A gente quer comida, diversão e arte

(…)

A gente não quer só comer

A gente quer prazer pra aliviar a dor

(…)

Você tem sede de quê?

Você tem fome de quê?”

Titãs

Qual o remédio para a dor de uma perda? Qual o produto que relaxa uma consciência conflituosa? Em qual prateleira fica a solução  para seu ciúme? Qual maquiagem esconde sua vaidade? Qual a marca da bebida da sua paz?

O livro “Marketing existencial”de Luis Felipe Pondé foi um dos que mais prendeu minha atenção nos últimos meses.Uma verdadeira chacoalhada na alma e uma prova de que a Filosofia esta viva e ainda pode nos ajudar. Sobre a produção de bens de significado, fala como o marketing existencial  cria produtos para suprir a falta de sentido da vida, questão cada dia mais pertinente nos tempos atuais e que foi debatida por filósofos como Kierkegaard e Sartre ao longo da história.

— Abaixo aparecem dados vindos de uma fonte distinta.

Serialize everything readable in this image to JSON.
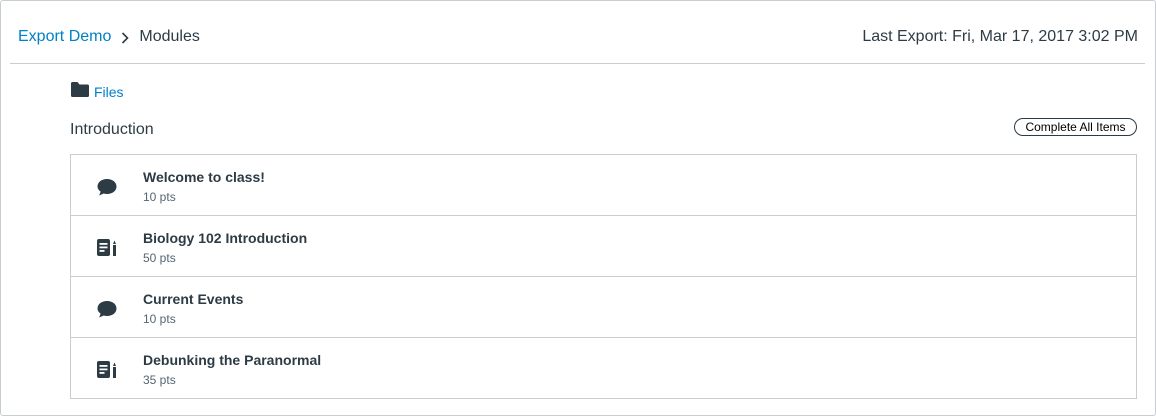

O livro é um prato cheio para quem é fã das teorias humanistas, feito eu. Lembrei de uma mini-série chamada ” Os experientes”. Logo no primeiro episódio, uma senhora de meia-idade que achava que não fazia mais diferença nenhuma na vida, se revela em um assalto à banco. Ou seja, não foi um bem de significado que preencheu seu vazio. Foi uma experiência.

Segundo o autor, todo marketing é amoral, pois no fundo não esta preocupado de fato com o cliente, mas em  identificar desejos e criar produtos para atender esses desejos. E vender, claro.

Viagens, carros de luxo,experiências de autoconhecimento e desapego.Todos os bens de significado e o mito do bem estar são abordados de forma instigante.

Me chamou atenção a parte que fala das viagens, pois sempre gostei de viajar. Perto dos 30, depois de quatro intercâmbios, me peguei certo dia preferindo minha cama e minha paz. Penso que prefiro outras viagens, de preferência a interior. Ainda valorizo demais a praia de todo ano, a rede de frente pro mar.

Mas um produto de graça, que o marketing existencial nunca vai produzir vai ser o gosto da sua vida. Salvei a patente da minha. Salve a sua. Vai por mim. Deslocar-se para respirar ar puro já é outra coisa.